RÉPUBLIQUE FRANÇAISE

AU NOM DU PEUPLE FRANÇAIS

COUR D’APPEL DE PARIS

Pôle 6 – Chambre 9

ARRÊT DU 25 Septembre 2013

(n° , 5 pages)

Numéro d’inscription au répertoire général : S 11/11218

Décision déférée à la cour : jugement rendu le 29 Juin 2011 par le conseil de prud’hommes de PARIS – section encadrement – RG n° 10/04151

APPELANTE

XXX

XXX

XXX

En présence de M. Dan BLOCH, son Président

représentée par Me Y DENEL, avocat au barreau de PARIS, K0180

INTIMÉ

Monsieur Y Z

XXX

XXX

comparant en personne, assisté de Me Ronan LE BALC’H, avocat au barreau de PARIS, P0053

COMPOSITION DE LA COUR :

En application des dispositions de l’article 945-1 du code de procédure civile, l’affaire a été débattue le 24 Juin 2013, en audience publique, les parties ne s’y étant pas opposées, devant Monsieur Jacques BOUDY, conseiller, chargé d’instruire l’affaire.

Ce magistrat a rendu compte des plaidoiries dans le délibéré de la cour, composée de :

Madame Christine ROSTAND, présidente

Monsieur Benoît HOLLEAUX, conseiller

Monsieur Jacques BOUDY, conseiller

qui en ont délibéré

GREFFIÈRE : Madame Nora YOUSFI, lors des débats

ARRÊT :

— contradictoire

— prononcé par mise à disposition au greffe de la cour, les parties en ayant été préalablement avisées dans les conditions prévues au deuxième alinéa de l’article 450 du code de procédure civile.

— signé par Madame Christine ROSTAND, présidente et par Madame Corinne de SAINTE MARÉVILLE, greffière à laquelle la minute de la décision a été remise par le magistrat signataire.

Par contrat à durée indéterminée en date du 19 septembre 2008, M. Y Z a été embauché par la SAS Abylsen Sigma en qualité de consultant.

Le contrat prévoyait une période d’essai d’une durée de trois mois et qu’il débuterait le 12 janvier 2009.

Cependant, dès le premier jour d’exercice de ses fonctions, l’employeur s’est prévalu de cette période d’essai pour rompre le contrat de travail.

Jugeant abusive cette rupture, M. Y Z a saisi le conseil de prud’hommes de Paris qui, par jugement en date du 29 juin 2011, a condamné la SAS Abylsen Sigma à lui payer la somme de 15 000 € à titre de dommages et intérêts pour rupture abusive, outre 500 € par application de l’article 37 de la loi du 10 juillet 1991.

La SAS Abylsen Sigma en a interjeté appel par lettre recommandée avec demande d’accusé de réception expédiée le 3 novembre 2011.

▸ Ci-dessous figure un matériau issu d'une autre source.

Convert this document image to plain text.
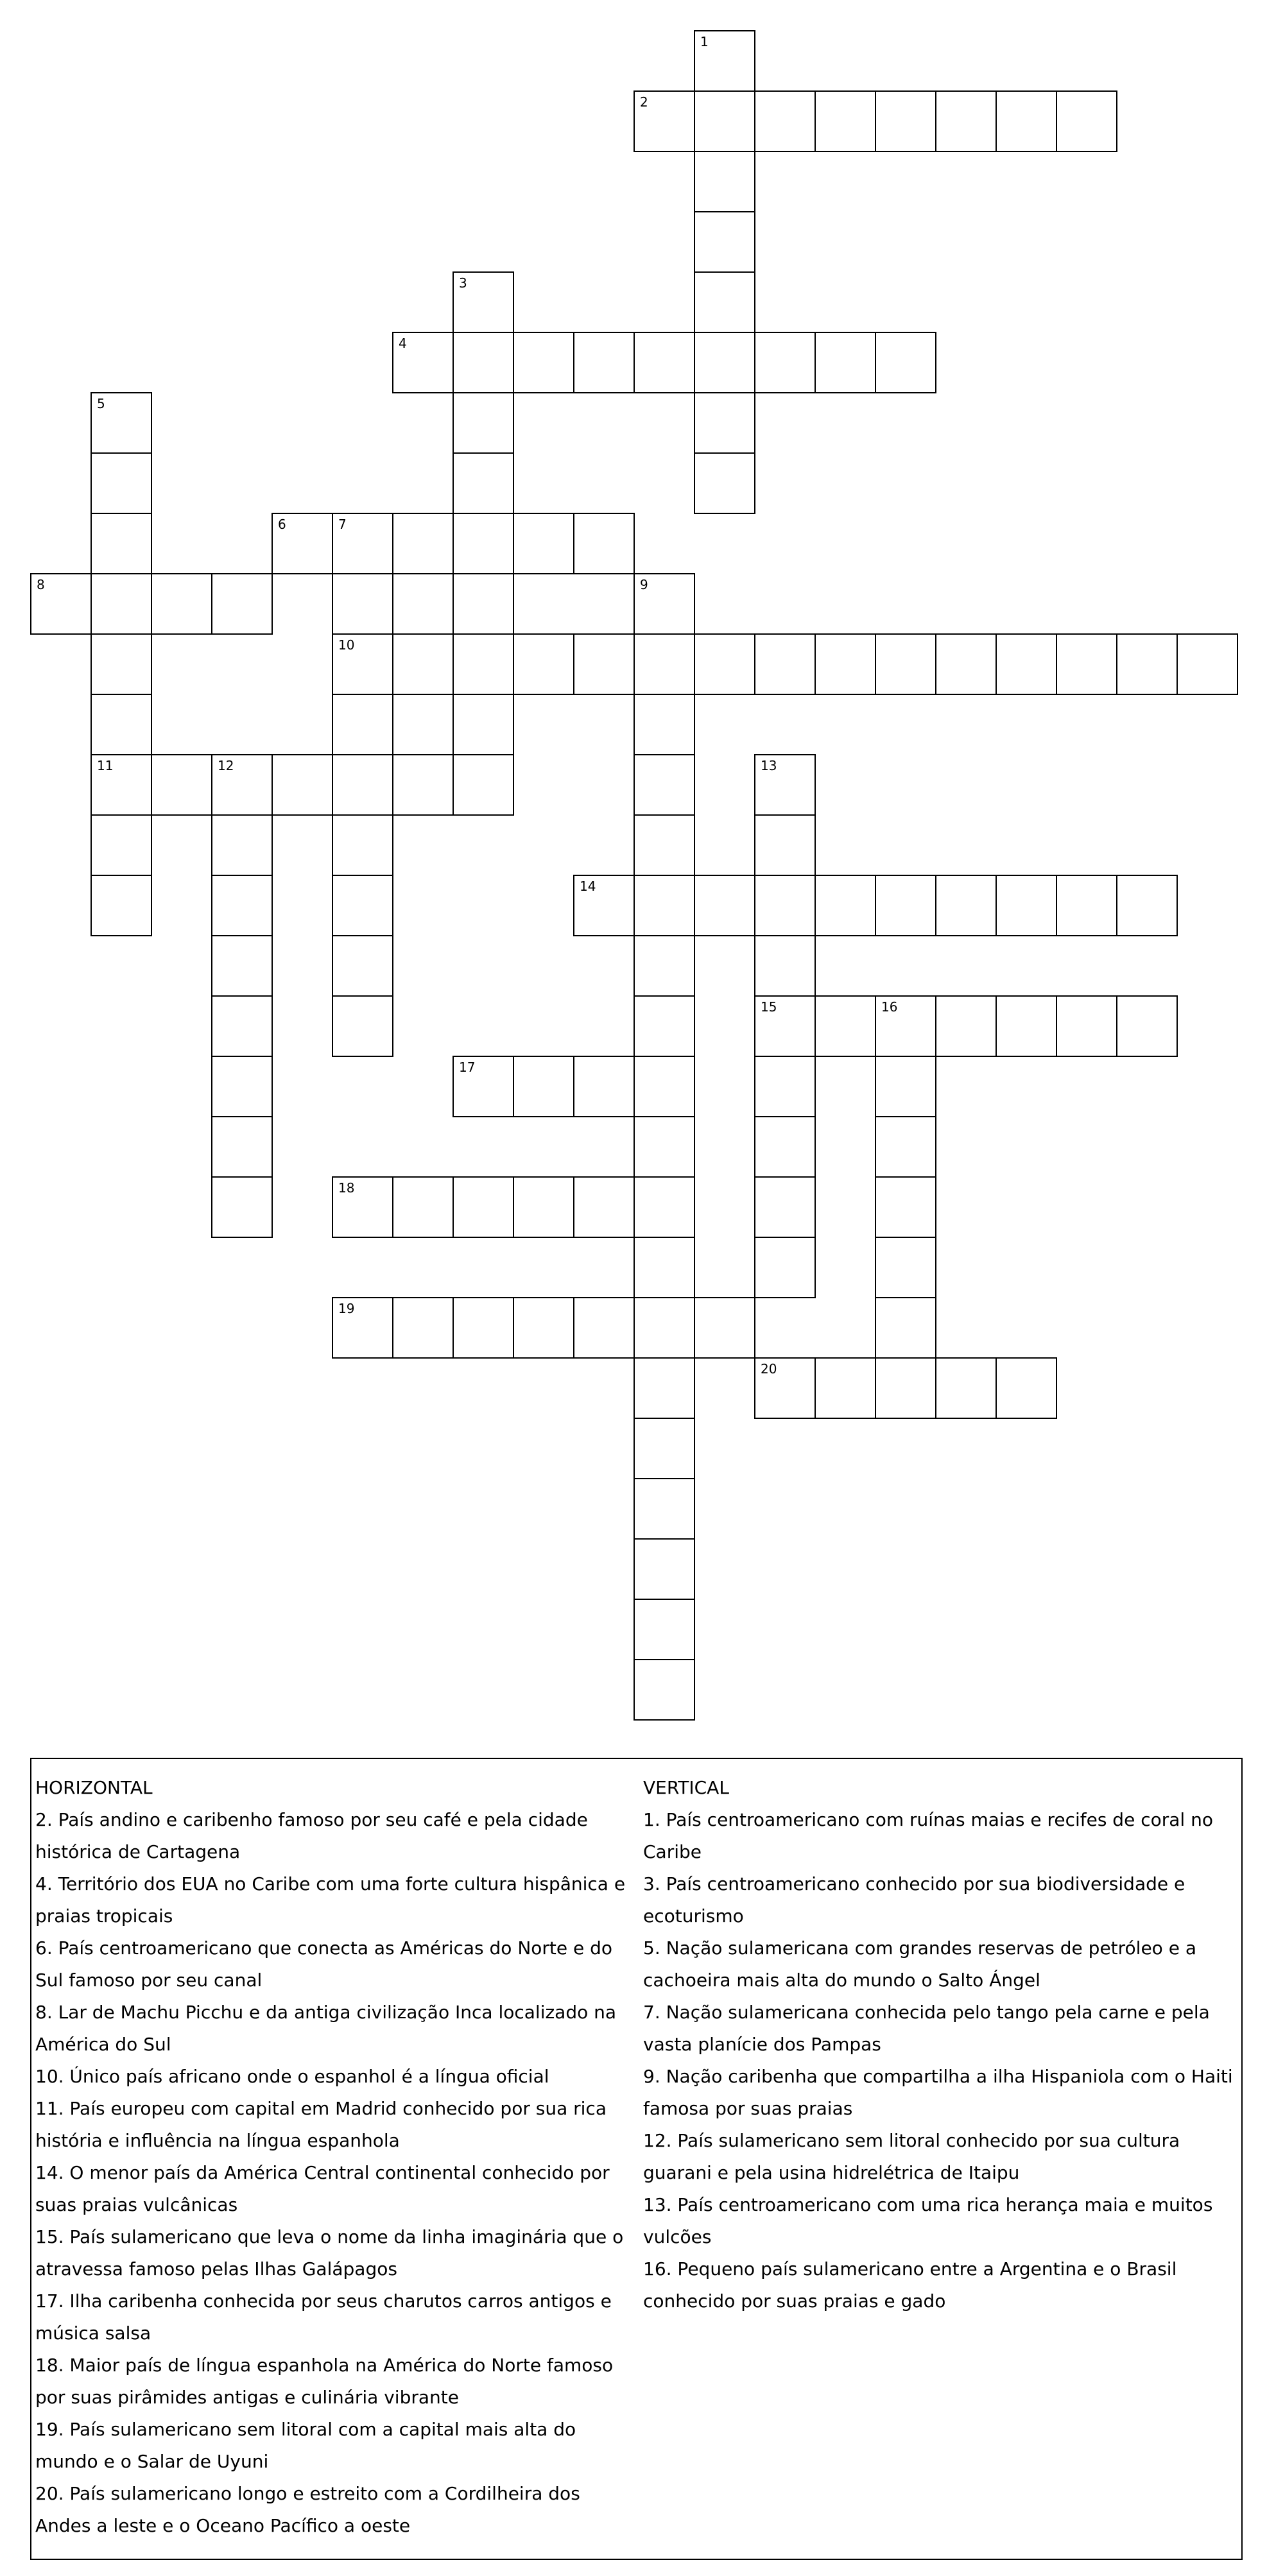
1
2
3
4
5
11
6	7
10
8	9
12	13
15
14
16
17
18
19
20
HORIZONTAL
2. País andino e caribenho famoso por seu café e pela cidade histórica de Cartagena
4. Território dos EUA no Caribe com uma forte cultura hispânica e praias tropicais
6. País centroamericano que conecta as Américas do Norte e do Sul famoso por seu canal
8. Lar de Machu Picchu e da antiga civilização Inca localizado na América do Sul
10. Único país africano onde o espanhol é a língua oficial
11. País europeu com capital em Madrid conhecido por sua rica história e influência na língua espanhola
14. O menor país da América Central continental conhecido por suas praias vulcânicas
15. País sulamericano que leva o nome da linha imaginária que o atravessa famoso pelas Ilhas Galápagos
17. Ilha caribenha conhecida por seus charutos carros antigos e música salsa
18. Maior país de língua espanhola na América do Norte famoso por suas pirâmides antigas e culinária vibrante
19. País sulamericano sem litoral com a capital mais alta do mundo e o Salar de Uyuni
20. País sulamericano longo e estreito com a Cordilheira dos Andes a leste e o Oceano Pacífico a oeste
VERTICAL
1. País centroamericano com ruínas maias e recifes de coral no Caribe
3. País centroamericano conhecido por sua biodiversidade e ecoturismo
5. Nação sulamericana com grandes reservas de petróleo e a cachoeira mais alta do mundo o Salto Ángel
7. Nação sulamericana conhecida pelo tango pela carne e pela vasta planície dos Pampas
9. Nação caribenha que compartilha a ilha Hispaniola com o Haiti famosa por suas praias
12. País sulamericano sem litoral conhecido por sua cultura guarani e pela usina hidrelétrica de Itaipu
13. País centroamericano com uma rica herança maia e muitos vulcões
16. Pequeno país sulamericano entre a Argentina e o Brasil conhecido por suas praias e gado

Devant la cour, elle conclut à l’infirmation du jugement en toutes ses dispositions et en conséquence, au rejet des demandes formées à son encontre par M. Y Z.

À titre subsidiaire, elle demande la réduction des sommes qui ont été allouées par le conseil de prud’hommes à titre de dommages et intérêts.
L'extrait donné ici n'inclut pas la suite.